Dgraph's Very Large Graph (WIP) Project
This work-in-progress project aims to create a public, large graph to showcase Dgraph's power and ease of use.
Unlike our competitors, Dgraph does not maintain a large, publicly available graph. Further, the current graph implementations used in benchmarking and "the tour" do not use new features and capabilities of Dgraph. And they exclude some of the difficult design problems (authentication, rate limiting, etc) that developers face when building production applications with Dgraph.
The Dgraph VLG will be a publicly-available graph that presents the Offshore Data Leaks dataset from the International Consortium of Investigative Journalists (ICIJ), which compromises over 2 million nodes and 3 million relationships encompassing the Panama Papers, Pandora Papers, and others.

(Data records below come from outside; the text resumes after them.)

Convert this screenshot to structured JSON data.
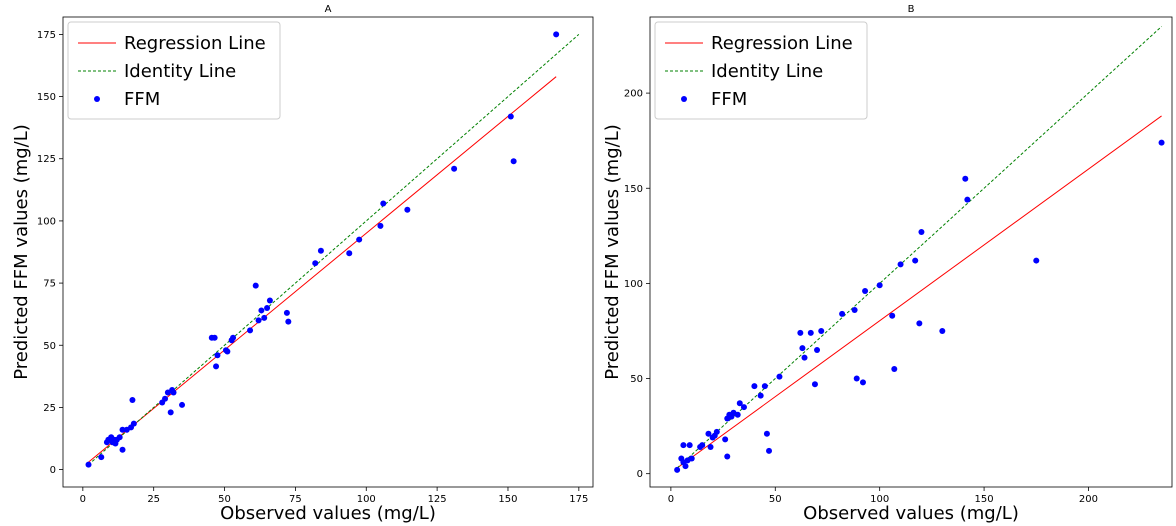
{
  "chart_data": [
    {
      "type": "scatter",
      "title": "A",
      "xlabel": "Observed values (mg/L)",
      "ylabel": "Predicted FFM values (mg/L)",
      "xlim": [
        -7,
        180
      ],
      "ylim": [
        -7,
        182
      ],
      "xticks": [
        0,
        25,
        50,
        75,
        100,
        125,
        150,
        175
      ],
      "yticks": [
        0,
        25,
        50,
        75,
        100,
        125,
        150,
        175
      ],
      "grid": false,
      "legend": {
        "position": "top-left",
        "entries": [
          "Regression Line",
          "Identity Line",
          "FFM"
        ]
      },
      "series": [
        {
          "name": "Regression Line",
          "kind": "line",
          "color": "#ff0000",
          "style": "solid",
          "x": [
            2,
            167
          ],
          "y": [
            3,
            158
          ]
        },
        {
          "name": "Identity Line",
          "kind": "line",
          "color": "#008000",
          "style": "dashed",
          "x": [
            2,
            175
          ],
          "y": [
            2,
            175
          ]
        },
        {
          "name": "FFM",
          "kind": "scatter",
          "color": "#0000ff",
          "points": [
            [
              2,
              2
            ],
            [
              6.5,
              5
            ],
            [
              8.5,
              11
            ],
            [
              9,
              12
            ],
            [
              10,
              13
            ],
            [
              10.5,
              11
            ],
            [
              11,
              12
            ],
            [
              11.5,
              10.5
            ],
            [
              12,
              12
            ],
            [
              13,
              13
            ],
            [
              14,
              16
            ],
            [
              14,
              8
            ],
            [
              15.5,
              16
            ],
            [
              17,
              17
            ],
            [
              17.5,
              28
            ],
            [
              18,
              18.5
            ],
            [
              28,
              27
            ],
            [
              29,
              28.5
            ],
            [
              30,
              31
            ],
            [
              31,
              23
            ],
            [
              31.5,
              32
            ],
            [
              32,
              31
            ],
            [
              35,
              26
            ],
            [
              45.5,
              53
            ],
            [
              46.5,
              53
            ],
            [
              47,
              41.5
            ],
            [
              47.5,
              46
            ],
            [
              50.5,
              48
            ],
            [
              51,
              47.5
            ],
            [
              52.5,
              52
            ],
            [
              53,
              53
            ],
            [
              59,
              56
            ],
            [
              61,
              74
            ],
            [
              62,
              60
            ],
            [
              63,
              64
            ],
            [
              64,
              61
            ],
            [
              65,
              65
            ],
            [
              66,
              68
            ],
            [
              72,
              63
            ],
            [
              72.5,
              59.5
            ],
            [
              82,
              83
            ],
            [
              84,
              88
            ],
            [
              94,
              87
            ],
            [
              97.5,
              92.5
            ],
            [
              105,
              98
            ],
            [
              106,
              107
            ],
            [
              114.5,
              104.5
            ],
            [
              131,
              121
            ],
            [
              151,
              142
            ],
            [
              152,
              124
            ],
            [
              167,
              175
            ]
          ]
        }
      ]
    },
    {
      "type": "scatter",
      "title": "B",
      "xlabel": "Observed values (mg/L)",
      "ylabel": "Predicted FFM values (mg/L)",
      "xlim": [
        -10,
        240
      ],
      "ylim": [
        -7,
        240
      ],
      "xticks": [
        0,
        50,
        100,
        150,
        200
      ],
      "yticks": [
        0,
        50,
        100,
        150,
        200
      ],
      "grid": false,
      "legend": {
        "position": "top-left",
        "entries": [
          "Regression Line",
          "Identity Line",
          "FFM"
        ]
      },
      "series": [
        {
          "name": "Regression Line",
          "kind": "line",
          "color": "#ff0000",
          "style": "solid",
          "x": [
            3,
            235
          ],
          "y": [
            3,
            188
          ]
        },
        {
          "name": "Identity Line",
          "kind": "line",
          "color": "#008000",
          "style": "dashed",
          "x": [
            3,
            235
          ],
          "y": [
            3,
            235
          ]
        },
        {
          "name": "FFM",
          "kind": "scatter",
          "color": "#0000ff",
          "points": [
            [
              3,
              2
            ],
            [
              5,
              8
            ],
            [
              6,
              15
            ],
            [
              6,
              6
            ],
            [
              7,
              4
            ],
            [
              8,
              7
            ],
            [
              9,
              15
            ],
            [
              10,
              8
            ],
            [
              14,
              14
            ],
            [
              15,
              15
            ],
            [
              18,
              21
            ],
            [
              19,
              14
            ],
            [
              20,
              19
            ],
            [
              21,
              20
            ],
            [
              22,
              22
            ],
            [
              26,
              18
            ],
            [
              27,
              9
            ],
            [
              27,
              29
            ],
            [
              28,
              31
            ],
            [
              29,
              30
            ],
            [
              30,
              32
            ],
            [
              32,
              31
            ],
            [
              33,
              37
            ],
            [
              35,
              35
            ],
            [
              40,
              46
            ],
            [
              43,
              41
            ],
            [
              45,
              46
            ],
            [
              46,
              21
            ],
            [
              47,
              12
            ],
            [
              52,
              51
            ],
            [
              62,
              74
            ],
            [
              63,
              66
            ],
            [
              64,
              61
            ],
            [
              67,
              74
            ],
            [
              69,
              47
            ],
            [
              70,
              65
            ],
            [
              72,
              75
            ],
            [
              82,
              84
            ],
            [
              88,
              86
            ],
            [
              89,
              50
            ],
            [
              92,
              48
            ],
            [
              93,
              96
            ],
            [
              100,
              99
            ],
            [
              106,
              83
            ],
            [
              107,
              55
            ],
            [
              110,
              110
            ],
            [
              117,
              112
            ],
            [
              119,
              79
            ],
            [
              120,
              127
            ],
            [
              130,
              75
            ],
            [
              141,
              155
            ],
            [
              142,
              144
            ],
            [
              175,
              112
            ],
            [
              235,
              174
            ]
          ]
        }
      ]
    }
  ]
}
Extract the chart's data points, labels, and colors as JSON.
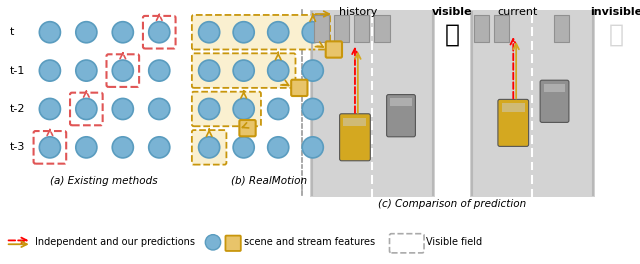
{
  "bg_color": "#ffffff",
  "circle_color": "#7ab3d4",
  "circle_edge_color": "#5a9cbf",
  "red_box_color": "#e05555",
  "gold_color": "#c8960c",
  "gold_face": "#e8c46a",
  "gold_group_face": "#faf0d0",
  "row_labels": [
    "t",
    "t-1",
    "t-2",
    "t-3"
  ],
  "subtitle_a": "(a) Existing methods",
  "subtitle_b": "(b) RealMotion",
  "subtitle_c": "(c) Comparison of prediction",
  "history_label": "history",
  "visible_label": "visible",
  "current_label": "current",
  "invisible_label": "invisible",
  "legend1": "Independent and our predictions",
  "legend2": "scene and stream features",
  "legend3": "Visible field",
  "road_bg": "#d3d3d3",
  "road_line": "#aaaaaa",
  "sep_color": "#999999",
  "parking_color": "#b0b0b0",
  "car_gold": "#d4a820",
  "car_gray": "#909090"
}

We'll build the graph using practices common in production graphs:
- Analysis of the data, schema design, import and update strategies
- Create the GraphQL SDL for the schema and document the reasons for decisions made
- Use of the bulk loader for initial loading
- Use of a batch updater (maybe several languages?) to load new data into the graph
- Deploy the graph to HA production (Dgraph Cloud or maybe instead a k8s cluster to illustrate how that's best accomplished). If possible, provide simple deployment mechanism (scripts, terraform, etc) so that a potential Dgraph user could easily deploy the graph to their own production space.
- Monitor the health of the graph using best available tools
- Creation of a Docker container (separate repo) with a subset of the data that developers can use to quickly start with Dgraph (one that's more complex than the 'million-movie' dataset).
- Creation of a simple UI that allows for search and visualization of the graph (Linkurious, Graphistry?)
This repo will contain folders for each step, and will include detailed documentation descibing the 'whys' and 'hows' behind the step. This README will be replaced by an Introduction page.
- Publicize the existence of the VLG to showcase Dgraph's performance
- Use the repo to instruct developers on best practices in schema, ETL and query design, as well as best deployment practices
- Afford new Dgraph employees a chance to use Dgraph in the 'real-word'
- Serve as a test fixture for upcoming releases of Dgraph
All Dgraph staff are invited to work on this project. If you've always wanted to learn a particular aspect of Dgraph, here's your chance. It also might be a good opportunity to "pair-program" with another member of staff to work together on an issue. When proposing new content for this repo, please create a branch and submit a pull request.